Die Ukraine habe 1994 das drittgrößte Atomwaffenarsenal der Welt abgegeben. Sollte die Atommacht Russland ein Land ohne Atomwaffen bedrohen, dann sei dies eine Drohung, die über die Ukraine hinausgehe. "Viele andere Länder werden versuchen, in den Besitz von Atomwaffen zu gelangen, weil dies als ein wirkungsvolles Instrument zur Verteidigung der eigenen Sicherheit erscheint." 83 Prozent der Ukrainer seien mittlerweile für einen Beitritt zur NATO.

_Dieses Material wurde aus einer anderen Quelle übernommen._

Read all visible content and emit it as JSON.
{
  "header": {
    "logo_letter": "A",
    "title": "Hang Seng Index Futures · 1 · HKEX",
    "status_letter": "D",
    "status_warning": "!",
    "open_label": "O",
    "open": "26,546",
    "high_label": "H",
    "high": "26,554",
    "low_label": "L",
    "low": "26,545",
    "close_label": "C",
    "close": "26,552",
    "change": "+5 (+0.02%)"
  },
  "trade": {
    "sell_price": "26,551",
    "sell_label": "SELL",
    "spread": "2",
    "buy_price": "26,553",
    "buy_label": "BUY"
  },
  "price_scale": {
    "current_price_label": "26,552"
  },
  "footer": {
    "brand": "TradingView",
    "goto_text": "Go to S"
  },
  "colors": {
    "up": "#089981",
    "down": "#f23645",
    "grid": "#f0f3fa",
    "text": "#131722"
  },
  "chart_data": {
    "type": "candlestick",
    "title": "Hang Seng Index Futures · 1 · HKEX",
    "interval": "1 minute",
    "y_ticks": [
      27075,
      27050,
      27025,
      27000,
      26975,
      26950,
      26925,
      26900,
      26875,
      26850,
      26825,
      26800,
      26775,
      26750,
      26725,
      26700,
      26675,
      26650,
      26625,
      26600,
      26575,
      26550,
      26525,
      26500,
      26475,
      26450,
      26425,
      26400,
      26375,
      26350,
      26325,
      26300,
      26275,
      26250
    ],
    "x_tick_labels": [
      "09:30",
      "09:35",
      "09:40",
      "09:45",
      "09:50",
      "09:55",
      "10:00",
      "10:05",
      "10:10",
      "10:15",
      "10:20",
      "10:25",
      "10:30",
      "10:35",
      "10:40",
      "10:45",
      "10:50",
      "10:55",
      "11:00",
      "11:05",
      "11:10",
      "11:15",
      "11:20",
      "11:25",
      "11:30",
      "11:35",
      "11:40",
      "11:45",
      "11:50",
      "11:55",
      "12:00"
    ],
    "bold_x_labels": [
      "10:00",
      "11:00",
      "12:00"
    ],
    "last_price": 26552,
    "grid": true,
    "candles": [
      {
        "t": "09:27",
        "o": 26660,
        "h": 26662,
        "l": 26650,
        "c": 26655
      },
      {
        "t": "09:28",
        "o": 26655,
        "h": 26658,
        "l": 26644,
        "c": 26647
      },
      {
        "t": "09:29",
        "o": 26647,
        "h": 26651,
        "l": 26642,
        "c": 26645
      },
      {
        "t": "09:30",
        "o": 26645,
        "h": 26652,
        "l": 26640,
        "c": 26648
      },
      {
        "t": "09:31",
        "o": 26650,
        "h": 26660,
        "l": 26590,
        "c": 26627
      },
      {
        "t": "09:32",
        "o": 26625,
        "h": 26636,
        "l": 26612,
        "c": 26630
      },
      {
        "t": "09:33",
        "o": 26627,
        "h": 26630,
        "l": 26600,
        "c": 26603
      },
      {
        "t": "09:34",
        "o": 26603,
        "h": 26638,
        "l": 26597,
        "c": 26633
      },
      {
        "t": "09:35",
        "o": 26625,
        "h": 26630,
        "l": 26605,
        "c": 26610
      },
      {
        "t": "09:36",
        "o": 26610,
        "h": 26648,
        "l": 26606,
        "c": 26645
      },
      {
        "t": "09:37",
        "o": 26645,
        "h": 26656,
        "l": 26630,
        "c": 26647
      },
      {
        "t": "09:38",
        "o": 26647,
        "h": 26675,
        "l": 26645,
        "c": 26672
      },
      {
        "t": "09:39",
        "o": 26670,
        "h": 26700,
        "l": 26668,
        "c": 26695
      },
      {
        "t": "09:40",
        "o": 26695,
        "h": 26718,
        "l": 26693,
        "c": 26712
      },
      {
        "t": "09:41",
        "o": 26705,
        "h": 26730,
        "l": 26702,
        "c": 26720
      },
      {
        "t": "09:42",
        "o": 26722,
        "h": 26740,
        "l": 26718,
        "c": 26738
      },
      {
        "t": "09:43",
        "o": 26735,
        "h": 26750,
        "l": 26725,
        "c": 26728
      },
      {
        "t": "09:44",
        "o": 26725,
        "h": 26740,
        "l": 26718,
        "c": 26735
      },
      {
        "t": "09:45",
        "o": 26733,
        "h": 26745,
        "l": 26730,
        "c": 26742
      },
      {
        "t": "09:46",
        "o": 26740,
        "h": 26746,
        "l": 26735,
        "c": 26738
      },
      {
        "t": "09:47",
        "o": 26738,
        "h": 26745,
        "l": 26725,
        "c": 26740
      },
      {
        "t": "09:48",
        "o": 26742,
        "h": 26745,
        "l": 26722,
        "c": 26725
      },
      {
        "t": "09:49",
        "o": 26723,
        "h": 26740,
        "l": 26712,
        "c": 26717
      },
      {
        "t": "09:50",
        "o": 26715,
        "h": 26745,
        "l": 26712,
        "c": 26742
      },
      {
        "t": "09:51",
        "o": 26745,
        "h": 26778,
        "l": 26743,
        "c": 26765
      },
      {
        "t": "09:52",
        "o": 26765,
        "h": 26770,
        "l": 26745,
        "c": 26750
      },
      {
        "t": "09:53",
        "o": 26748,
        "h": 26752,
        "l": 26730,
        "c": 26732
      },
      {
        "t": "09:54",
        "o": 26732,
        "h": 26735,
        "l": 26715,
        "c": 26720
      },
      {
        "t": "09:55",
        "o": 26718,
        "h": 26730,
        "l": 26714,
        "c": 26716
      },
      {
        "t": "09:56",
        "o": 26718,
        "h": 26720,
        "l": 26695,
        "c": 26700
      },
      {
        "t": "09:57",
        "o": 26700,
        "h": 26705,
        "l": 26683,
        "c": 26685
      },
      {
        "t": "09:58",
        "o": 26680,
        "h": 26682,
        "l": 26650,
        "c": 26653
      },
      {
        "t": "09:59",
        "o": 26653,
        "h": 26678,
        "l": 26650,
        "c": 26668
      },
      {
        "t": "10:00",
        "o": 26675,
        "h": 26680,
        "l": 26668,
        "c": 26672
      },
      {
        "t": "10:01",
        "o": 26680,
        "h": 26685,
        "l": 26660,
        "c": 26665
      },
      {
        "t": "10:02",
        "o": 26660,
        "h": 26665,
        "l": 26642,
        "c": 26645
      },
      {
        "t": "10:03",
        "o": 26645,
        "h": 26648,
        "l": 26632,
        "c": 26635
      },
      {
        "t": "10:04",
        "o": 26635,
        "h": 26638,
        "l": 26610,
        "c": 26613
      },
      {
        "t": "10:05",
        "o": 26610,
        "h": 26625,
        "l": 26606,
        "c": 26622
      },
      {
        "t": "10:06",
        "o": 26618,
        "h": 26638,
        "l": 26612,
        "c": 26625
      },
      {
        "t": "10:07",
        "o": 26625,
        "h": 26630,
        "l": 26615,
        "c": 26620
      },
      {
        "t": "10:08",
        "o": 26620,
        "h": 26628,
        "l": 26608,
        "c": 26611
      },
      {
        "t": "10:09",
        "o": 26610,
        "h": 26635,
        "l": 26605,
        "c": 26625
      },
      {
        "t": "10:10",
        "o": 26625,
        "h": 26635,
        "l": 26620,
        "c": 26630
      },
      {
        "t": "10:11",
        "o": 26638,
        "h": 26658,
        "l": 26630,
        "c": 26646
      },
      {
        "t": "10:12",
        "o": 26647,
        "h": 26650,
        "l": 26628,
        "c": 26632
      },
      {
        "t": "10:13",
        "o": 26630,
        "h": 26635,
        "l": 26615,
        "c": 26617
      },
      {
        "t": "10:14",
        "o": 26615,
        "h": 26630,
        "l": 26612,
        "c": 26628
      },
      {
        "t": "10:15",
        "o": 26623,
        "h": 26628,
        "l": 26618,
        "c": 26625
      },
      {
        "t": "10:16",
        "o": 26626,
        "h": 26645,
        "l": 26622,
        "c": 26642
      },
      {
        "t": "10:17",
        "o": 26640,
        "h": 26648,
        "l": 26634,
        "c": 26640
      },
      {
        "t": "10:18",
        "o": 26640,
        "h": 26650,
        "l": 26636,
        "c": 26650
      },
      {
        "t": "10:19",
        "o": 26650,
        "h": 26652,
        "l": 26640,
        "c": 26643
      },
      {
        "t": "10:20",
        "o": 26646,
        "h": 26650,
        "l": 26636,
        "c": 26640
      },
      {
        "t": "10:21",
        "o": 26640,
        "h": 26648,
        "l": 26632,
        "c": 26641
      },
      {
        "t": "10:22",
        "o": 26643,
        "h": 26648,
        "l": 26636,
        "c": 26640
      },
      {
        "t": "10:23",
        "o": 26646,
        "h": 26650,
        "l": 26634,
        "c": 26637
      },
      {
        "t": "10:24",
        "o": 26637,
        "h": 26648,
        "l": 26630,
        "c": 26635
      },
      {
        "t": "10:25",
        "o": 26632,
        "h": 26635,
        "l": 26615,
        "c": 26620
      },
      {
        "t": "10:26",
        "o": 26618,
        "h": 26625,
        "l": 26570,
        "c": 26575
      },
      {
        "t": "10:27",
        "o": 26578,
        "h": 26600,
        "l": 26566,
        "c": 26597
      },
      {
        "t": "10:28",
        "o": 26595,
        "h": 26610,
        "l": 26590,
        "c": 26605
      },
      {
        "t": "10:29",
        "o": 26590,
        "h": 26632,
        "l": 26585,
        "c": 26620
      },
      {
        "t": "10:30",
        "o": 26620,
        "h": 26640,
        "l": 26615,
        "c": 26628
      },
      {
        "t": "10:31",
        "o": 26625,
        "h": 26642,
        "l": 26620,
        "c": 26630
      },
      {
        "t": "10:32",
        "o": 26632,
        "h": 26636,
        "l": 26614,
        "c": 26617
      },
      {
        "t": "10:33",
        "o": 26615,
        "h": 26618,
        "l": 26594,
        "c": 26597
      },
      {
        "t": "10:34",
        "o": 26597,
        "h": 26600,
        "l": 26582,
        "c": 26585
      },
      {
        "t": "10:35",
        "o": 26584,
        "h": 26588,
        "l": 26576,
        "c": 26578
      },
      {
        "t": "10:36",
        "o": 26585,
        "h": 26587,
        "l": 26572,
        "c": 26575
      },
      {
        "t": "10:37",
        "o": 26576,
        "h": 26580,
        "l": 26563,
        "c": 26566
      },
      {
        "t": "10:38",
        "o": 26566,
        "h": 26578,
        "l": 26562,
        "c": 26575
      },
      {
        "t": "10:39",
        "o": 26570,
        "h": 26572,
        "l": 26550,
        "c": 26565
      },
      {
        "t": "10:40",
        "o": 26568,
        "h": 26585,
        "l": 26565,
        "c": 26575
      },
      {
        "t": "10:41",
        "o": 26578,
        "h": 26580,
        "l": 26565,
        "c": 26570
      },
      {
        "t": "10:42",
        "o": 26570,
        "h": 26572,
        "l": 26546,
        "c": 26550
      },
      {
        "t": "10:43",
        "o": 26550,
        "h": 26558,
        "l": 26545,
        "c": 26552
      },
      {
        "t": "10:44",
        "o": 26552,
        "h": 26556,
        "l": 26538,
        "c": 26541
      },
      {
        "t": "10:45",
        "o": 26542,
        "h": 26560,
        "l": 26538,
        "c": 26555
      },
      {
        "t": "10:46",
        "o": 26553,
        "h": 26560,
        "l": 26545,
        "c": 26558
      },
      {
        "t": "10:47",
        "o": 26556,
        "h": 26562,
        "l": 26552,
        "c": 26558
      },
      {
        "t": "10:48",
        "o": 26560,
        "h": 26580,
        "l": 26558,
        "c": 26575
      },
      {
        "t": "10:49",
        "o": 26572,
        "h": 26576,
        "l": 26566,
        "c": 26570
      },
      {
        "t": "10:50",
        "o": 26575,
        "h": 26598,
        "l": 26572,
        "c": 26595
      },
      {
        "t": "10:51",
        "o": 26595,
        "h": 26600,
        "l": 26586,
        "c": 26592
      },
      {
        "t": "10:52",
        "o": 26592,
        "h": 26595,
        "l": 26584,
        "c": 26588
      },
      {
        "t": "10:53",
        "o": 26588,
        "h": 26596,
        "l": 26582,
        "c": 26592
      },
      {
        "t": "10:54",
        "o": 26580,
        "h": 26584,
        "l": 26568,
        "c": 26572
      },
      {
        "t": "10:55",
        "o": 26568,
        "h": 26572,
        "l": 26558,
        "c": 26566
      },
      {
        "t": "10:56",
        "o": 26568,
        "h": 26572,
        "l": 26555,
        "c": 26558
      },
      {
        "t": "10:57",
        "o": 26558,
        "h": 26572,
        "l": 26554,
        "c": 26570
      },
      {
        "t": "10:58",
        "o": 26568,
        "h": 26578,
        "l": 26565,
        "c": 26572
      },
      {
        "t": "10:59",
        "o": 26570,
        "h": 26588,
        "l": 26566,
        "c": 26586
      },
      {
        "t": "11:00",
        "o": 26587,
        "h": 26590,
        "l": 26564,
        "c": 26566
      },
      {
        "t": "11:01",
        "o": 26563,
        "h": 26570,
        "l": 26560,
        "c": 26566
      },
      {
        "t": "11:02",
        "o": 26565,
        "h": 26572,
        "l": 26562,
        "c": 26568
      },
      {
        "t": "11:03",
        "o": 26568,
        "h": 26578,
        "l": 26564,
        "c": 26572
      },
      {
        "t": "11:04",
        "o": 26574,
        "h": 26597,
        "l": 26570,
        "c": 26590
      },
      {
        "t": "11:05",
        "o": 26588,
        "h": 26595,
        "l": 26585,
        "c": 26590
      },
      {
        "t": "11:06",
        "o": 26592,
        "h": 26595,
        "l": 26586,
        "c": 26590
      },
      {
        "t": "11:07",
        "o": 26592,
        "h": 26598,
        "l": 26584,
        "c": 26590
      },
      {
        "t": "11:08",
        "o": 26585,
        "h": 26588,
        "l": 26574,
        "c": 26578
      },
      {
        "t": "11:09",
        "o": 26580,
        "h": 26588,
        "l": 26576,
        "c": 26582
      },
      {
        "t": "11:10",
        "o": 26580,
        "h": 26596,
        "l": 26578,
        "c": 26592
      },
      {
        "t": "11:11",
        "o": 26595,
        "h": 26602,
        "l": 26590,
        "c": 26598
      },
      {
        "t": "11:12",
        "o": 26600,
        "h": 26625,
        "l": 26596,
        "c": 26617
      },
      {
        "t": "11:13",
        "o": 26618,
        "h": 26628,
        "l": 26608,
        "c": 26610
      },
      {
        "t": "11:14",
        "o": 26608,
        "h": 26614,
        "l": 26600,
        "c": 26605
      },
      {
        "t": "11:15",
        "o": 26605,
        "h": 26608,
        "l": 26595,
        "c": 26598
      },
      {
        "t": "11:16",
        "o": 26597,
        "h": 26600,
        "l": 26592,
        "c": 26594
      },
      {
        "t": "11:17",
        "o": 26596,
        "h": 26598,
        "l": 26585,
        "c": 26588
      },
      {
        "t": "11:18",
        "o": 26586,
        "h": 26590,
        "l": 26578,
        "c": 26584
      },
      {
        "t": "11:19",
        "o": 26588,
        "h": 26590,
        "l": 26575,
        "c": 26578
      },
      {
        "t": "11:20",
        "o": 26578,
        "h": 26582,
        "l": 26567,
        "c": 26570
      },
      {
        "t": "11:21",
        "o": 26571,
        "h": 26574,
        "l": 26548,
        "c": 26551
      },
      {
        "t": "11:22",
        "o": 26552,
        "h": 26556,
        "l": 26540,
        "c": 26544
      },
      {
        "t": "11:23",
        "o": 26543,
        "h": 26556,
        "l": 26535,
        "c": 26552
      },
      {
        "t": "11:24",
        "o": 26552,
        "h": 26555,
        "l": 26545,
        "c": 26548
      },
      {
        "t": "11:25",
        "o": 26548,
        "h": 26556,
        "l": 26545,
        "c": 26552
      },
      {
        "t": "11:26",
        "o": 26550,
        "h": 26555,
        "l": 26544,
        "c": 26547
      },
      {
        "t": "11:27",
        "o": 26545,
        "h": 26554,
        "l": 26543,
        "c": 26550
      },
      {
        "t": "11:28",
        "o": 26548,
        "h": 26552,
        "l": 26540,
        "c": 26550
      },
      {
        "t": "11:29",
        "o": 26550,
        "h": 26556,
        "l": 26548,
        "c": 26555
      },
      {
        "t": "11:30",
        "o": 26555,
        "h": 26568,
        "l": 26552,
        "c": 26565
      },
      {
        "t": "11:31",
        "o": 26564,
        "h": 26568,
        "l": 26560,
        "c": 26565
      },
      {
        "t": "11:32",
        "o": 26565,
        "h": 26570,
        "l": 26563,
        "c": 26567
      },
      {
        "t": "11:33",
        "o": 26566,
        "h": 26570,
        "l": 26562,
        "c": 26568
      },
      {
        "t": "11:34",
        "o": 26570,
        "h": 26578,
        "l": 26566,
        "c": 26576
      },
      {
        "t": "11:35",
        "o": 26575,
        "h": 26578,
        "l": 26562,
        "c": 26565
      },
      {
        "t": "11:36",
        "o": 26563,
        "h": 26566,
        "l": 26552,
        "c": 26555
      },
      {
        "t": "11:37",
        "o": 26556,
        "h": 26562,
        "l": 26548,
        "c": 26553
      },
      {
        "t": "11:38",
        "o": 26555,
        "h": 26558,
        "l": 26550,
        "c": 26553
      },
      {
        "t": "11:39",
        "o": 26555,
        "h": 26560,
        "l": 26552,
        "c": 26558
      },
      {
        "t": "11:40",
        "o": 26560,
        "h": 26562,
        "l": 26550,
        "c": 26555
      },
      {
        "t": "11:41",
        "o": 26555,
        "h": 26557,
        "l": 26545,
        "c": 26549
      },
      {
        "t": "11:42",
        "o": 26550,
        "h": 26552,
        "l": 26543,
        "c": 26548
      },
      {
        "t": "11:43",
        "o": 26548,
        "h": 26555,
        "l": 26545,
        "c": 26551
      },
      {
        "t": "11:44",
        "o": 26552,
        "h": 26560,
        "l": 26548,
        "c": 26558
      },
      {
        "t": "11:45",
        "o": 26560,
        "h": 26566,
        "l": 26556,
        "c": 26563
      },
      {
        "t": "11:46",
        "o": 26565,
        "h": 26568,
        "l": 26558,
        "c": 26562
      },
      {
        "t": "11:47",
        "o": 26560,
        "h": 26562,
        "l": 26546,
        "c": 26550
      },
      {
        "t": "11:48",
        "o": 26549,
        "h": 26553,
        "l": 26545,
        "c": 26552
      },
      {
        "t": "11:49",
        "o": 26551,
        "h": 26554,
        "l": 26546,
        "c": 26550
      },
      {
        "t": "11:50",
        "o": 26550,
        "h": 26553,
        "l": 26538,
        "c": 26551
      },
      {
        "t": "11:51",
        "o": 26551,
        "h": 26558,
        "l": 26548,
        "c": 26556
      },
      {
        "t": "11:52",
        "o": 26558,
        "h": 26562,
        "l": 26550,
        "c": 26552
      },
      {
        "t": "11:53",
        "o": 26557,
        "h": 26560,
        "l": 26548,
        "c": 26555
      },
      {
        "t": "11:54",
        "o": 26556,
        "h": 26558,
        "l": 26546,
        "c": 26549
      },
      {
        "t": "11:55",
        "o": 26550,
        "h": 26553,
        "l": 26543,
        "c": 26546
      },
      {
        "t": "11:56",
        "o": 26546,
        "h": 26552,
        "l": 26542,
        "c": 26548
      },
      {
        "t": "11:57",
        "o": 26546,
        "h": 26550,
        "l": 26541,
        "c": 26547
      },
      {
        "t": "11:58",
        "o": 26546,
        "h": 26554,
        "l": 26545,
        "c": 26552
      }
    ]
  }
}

"Keine Angst vor Russland"
"Es ist an der Zeit, keine Angst mehr vor Russland zu haben", betonte Chymynez und verwies auf die ukrainischen Streitkräfte, die effektiv, furchtlos und aufopfernd kämpften. Nun zeige sich, "wie groß die Misere ist", sagte der Botschafter im Hinblick auf mangelnde Disziplin, schlechte Moral und fehlende Ausrüstung der russischen Soldaten. "Wir zeigen, dass es möglich ist, Russland zu besiegen".
Angesprochen auf Friedensverhandlungen betonte der Botschafter: "Die Ukrainer sind die ersten, die einen Frieden wollen." Allerdings dürfe Russland nicht gewinnen, denn dann "würde die Ukraine nicht mehr existieren", so Chymynez. "Wenn die Ukraine nicht gewinnt, wird die Folge sein, dass Putin noch weitere Länder überfallen wird und dass die russischen 'Werte' sich in Europa verbreiten". Basis jeglicher Verhandlungen müsse daher sein, dass die Ukraine ihre territoriale Integrität und Souveränität wiedererlange. Mit Putin, der die UNO-Statuten verletze und gegen das Völkerrecht verstoße, könne Kiew nicht verhandeln.
Der Tag der Verteidigerinnen und Verteidiger der Ukraine wird am 14. Oktober begangen. Gleichzeitig ist es in den Ostkirchen das Fest Mariä Schutz und Fürbitte sowie der Tag des ukrainischen Kosakentums.